The cells of planktonic blue-green algae contain very small reddish inclusions called pseudovacuoles. Having lost them, these algae sink to the bottom. Thus, pseudovacuoles are also a hydrostatic device, i.e., a device used to maintain the body in water.

Sediments play a very important role in reducing the specific gravity. fat and oil. These substances are known to be lighter than water and float to the surface. It is clear that, accumulating in the body of a planktonic organism, inclusions of fat and oil reduce its specific gravity. Indeed, accumulations of fatty substances are very characteristic of planktonic algae and animals. To reduce the specific gravity, water-rich substances secreted by some planktonic organisms are also used. gelatinous membranes. An excellent example is the glassy-transparent chamber of the cladoceran crustacean Holopedium and the gelatinous cover of the bell ciliate (Tintinnidium).

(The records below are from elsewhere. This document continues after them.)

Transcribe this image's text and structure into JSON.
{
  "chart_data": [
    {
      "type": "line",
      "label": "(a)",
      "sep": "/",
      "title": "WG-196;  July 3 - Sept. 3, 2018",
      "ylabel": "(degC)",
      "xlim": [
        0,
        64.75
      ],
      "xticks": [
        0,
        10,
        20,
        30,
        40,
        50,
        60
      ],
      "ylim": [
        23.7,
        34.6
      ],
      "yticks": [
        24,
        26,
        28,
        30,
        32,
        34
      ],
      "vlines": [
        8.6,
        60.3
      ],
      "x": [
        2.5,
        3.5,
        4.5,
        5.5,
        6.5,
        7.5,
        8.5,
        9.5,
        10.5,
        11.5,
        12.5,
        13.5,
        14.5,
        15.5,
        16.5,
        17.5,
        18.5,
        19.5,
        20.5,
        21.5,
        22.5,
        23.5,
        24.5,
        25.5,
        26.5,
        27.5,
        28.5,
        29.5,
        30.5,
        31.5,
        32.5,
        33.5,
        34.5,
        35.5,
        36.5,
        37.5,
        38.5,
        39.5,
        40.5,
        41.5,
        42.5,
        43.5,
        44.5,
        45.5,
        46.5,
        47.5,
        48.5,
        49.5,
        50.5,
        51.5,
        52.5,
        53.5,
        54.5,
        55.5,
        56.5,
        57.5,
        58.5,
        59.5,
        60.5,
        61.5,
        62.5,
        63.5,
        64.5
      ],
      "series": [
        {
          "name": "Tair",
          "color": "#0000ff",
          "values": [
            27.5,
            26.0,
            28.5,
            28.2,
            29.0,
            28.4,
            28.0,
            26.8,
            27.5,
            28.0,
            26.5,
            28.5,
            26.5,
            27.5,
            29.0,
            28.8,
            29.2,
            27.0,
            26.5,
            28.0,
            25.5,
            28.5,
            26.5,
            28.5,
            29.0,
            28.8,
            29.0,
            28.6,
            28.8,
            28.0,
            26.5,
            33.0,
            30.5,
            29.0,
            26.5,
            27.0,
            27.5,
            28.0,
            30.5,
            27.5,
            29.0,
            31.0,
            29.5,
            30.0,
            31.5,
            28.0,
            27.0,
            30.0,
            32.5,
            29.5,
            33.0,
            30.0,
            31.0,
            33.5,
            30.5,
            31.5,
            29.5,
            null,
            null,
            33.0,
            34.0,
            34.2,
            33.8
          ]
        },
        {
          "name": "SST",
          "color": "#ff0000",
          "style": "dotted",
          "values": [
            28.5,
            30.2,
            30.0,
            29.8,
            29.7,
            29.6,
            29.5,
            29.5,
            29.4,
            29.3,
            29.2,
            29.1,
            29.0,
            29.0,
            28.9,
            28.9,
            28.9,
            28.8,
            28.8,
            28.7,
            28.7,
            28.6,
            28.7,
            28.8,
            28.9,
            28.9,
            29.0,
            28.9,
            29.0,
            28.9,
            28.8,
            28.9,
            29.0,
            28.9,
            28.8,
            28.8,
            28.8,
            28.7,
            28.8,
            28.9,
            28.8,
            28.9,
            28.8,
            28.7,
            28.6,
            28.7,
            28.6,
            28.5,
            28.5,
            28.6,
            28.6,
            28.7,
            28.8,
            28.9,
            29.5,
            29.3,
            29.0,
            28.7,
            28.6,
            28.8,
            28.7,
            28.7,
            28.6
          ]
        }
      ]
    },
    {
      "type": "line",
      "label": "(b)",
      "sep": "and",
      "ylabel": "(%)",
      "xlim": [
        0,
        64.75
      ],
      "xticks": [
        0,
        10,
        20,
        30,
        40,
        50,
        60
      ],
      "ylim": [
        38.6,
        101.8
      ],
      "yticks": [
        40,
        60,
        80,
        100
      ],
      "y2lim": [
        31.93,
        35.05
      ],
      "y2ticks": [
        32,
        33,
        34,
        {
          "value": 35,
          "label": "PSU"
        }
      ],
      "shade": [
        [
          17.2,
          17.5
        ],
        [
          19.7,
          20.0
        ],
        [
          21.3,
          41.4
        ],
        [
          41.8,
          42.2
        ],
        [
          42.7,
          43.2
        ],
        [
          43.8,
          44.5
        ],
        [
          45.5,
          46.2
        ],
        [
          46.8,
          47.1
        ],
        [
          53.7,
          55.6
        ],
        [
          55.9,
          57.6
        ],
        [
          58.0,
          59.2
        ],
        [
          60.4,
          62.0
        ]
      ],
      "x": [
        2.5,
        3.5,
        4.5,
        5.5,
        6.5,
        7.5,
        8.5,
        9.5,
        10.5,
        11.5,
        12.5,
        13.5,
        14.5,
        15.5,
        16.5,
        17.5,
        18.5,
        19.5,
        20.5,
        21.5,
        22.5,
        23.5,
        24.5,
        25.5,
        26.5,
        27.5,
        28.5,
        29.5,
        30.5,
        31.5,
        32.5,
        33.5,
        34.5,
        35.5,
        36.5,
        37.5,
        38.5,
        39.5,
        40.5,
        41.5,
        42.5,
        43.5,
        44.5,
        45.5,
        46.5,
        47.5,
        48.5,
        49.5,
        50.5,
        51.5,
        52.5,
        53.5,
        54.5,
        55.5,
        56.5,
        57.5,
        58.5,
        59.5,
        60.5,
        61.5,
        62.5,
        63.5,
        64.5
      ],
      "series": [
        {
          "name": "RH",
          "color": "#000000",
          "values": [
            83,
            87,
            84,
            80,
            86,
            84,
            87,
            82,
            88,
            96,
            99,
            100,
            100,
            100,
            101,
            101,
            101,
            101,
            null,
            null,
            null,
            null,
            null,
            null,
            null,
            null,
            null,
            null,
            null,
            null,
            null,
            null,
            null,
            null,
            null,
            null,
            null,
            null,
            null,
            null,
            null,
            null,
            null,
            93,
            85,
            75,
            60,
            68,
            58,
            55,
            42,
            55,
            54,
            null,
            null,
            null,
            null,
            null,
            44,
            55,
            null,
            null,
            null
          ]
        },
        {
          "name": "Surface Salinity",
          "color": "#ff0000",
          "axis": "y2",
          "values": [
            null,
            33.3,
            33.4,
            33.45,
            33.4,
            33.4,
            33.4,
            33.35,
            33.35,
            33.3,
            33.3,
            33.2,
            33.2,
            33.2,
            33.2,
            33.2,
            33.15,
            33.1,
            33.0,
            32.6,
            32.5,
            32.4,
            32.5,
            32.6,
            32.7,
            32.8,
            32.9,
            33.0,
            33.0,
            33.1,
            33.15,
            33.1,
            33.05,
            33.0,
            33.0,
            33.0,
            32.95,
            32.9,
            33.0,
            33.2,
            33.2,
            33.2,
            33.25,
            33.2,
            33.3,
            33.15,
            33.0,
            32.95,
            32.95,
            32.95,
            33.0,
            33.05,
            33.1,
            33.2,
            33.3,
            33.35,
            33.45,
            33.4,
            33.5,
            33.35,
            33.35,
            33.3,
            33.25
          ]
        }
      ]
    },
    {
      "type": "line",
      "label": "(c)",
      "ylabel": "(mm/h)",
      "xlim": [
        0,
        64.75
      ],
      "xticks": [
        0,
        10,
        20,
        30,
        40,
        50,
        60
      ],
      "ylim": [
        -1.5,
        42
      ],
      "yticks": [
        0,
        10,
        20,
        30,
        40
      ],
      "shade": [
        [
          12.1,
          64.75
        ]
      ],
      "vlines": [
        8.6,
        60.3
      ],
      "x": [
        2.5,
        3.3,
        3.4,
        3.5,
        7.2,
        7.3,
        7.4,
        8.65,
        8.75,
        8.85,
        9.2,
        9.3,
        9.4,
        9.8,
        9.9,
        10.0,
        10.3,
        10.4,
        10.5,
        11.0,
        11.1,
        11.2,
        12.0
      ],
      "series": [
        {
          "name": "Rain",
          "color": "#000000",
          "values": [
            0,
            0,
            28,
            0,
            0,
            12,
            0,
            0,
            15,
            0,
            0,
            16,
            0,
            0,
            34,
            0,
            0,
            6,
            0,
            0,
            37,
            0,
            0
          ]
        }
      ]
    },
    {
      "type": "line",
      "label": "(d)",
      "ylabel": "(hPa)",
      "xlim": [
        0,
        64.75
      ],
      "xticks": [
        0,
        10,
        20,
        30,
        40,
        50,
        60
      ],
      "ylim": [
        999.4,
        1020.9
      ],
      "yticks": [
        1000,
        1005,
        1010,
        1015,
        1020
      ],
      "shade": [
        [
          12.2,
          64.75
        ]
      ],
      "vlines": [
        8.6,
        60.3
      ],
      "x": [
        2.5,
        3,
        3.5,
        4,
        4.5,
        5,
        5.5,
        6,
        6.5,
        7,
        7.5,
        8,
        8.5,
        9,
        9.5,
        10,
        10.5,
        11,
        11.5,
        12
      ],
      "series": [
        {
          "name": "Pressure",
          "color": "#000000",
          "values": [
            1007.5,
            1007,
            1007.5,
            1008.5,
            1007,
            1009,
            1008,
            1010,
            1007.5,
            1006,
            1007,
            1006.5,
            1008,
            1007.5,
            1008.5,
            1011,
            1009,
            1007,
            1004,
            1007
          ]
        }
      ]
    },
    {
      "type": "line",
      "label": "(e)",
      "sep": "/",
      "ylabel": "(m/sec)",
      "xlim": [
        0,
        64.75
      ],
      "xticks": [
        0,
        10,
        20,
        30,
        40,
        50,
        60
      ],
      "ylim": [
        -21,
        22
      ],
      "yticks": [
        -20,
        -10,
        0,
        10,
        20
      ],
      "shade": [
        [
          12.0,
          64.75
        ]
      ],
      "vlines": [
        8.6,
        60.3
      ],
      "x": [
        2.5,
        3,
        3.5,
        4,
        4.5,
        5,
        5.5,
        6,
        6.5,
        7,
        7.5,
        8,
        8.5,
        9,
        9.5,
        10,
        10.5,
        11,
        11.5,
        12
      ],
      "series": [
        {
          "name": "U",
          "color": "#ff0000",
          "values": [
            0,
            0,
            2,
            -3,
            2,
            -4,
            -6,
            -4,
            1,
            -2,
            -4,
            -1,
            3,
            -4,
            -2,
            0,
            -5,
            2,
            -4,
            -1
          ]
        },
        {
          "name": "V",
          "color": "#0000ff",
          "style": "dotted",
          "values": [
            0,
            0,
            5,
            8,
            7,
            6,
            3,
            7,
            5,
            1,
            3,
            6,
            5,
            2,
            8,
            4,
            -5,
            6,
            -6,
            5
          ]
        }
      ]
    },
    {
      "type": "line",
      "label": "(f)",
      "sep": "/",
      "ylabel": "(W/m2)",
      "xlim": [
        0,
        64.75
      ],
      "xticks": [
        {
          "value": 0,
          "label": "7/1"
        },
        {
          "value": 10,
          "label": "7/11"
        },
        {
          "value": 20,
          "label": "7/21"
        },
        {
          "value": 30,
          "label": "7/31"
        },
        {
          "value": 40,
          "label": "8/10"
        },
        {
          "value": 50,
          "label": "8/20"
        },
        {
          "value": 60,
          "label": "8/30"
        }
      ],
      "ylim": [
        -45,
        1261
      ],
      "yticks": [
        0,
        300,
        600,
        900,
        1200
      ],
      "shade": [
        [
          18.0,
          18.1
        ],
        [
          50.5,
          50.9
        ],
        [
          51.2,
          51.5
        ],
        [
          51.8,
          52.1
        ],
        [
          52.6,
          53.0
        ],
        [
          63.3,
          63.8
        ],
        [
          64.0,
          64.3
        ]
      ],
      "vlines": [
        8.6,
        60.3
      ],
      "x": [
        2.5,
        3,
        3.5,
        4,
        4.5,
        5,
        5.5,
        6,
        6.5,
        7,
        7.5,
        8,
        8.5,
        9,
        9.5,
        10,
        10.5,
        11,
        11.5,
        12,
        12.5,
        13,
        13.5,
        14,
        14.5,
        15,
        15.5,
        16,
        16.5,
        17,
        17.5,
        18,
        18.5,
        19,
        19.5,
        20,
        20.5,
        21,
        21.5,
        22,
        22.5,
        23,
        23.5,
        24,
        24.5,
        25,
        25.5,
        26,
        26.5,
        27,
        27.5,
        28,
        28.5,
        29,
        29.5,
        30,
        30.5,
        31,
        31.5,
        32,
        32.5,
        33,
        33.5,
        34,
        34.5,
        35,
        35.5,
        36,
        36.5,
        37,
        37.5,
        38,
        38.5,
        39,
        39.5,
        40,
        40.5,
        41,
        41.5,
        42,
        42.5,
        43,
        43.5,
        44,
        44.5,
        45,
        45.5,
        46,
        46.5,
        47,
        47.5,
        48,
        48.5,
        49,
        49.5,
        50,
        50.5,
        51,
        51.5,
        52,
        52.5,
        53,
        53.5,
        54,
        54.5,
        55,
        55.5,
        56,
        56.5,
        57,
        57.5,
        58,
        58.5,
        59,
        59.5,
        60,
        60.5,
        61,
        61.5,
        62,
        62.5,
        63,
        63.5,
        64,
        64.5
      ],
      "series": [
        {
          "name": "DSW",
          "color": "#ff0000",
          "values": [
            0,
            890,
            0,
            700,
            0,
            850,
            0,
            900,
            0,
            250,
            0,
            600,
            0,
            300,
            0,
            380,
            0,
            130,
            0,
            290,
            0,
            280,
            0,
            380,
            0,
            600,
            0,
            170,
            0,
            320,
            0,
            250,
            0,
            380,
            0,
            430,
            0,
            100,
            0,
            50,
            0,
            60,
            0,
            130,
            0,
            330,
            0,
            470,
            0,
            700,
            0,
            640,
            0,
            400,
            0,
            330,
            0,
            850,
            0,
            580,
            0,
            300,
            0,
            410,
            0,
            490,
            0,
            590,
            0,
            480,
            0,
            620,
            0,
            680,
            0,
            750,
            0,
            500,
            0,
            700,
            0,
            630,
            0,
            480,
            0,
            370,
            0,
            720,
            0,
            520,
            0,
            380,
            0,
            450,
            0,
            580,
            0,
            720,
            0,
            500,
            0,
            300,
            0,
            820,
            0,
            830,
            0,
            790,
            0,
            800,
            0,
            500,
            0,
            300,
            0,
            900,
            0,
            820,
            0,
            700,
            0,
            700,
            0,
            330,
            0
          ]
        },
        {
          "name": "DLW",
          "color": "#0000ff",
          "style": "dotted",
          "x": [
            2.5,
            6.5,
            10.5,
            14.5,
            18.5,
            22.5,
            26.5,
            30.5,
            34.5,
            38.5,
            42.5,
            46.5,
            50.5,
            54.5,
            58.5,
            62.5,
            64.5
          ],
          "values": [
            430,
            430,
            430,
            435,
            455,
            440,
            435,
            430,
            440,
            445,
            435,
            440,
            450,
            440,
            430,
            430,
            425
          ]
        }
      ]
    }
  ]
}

Many planktonic algae, especially blue-green algae, are immersed in a lump of mucus, the presence of which relieves the body.

There are also a variety of adaptations produced by planktonic organisms for increasing resistance and increasing friction. Many of them increase the surface of the body as much as possible, which, due to friction with water particles, reduces the rate of immersion. In this case, it is especially significant that the increase in surface area often occurs due to a reduction in the volume of the organism - the latter, as it were, flattens out. Thus, planktonic diatoms for this purpose take on a disc-shaped and lamellar shape; in rotifers that are part of plankton, the shell is more or less flattened and expanded. To increase the surface, planktonic diatoms, in addition, unite into colonies consisting of many cells adjacent to each other.

Education appendages in the form of needles and thorns- a phenomenon very characteristic of a number of planktonic algae and animals. Some of them have needles and spines located in different planes and directed in all directions (freshwater, planktonic, colonial green algae Richteriella) found mainly in pond plankton.

Organs of movement of planktonic organisms are the posterior swimming antennae in cladocerans and the swimming legs in copepods, as well as the anterior pair of long antennae in the latter; The rotary apparatus of rotifers, small cilia of ciliates and some other organs are also used for movement.

In the independent movements of a planktonic organism, both horizontal and vertical, various guides. It is not enough to be able to swim, you must also be able to direct your path and, in addition, maintain body stability when swimming. For this purpose, planktonic animals develop a number of adaptations. As an example, let’s take the cladoceran crustaceans Bosmin. The front antennae of these crustaceans are very long, motionlessly fused to the end of the head like a proboscis.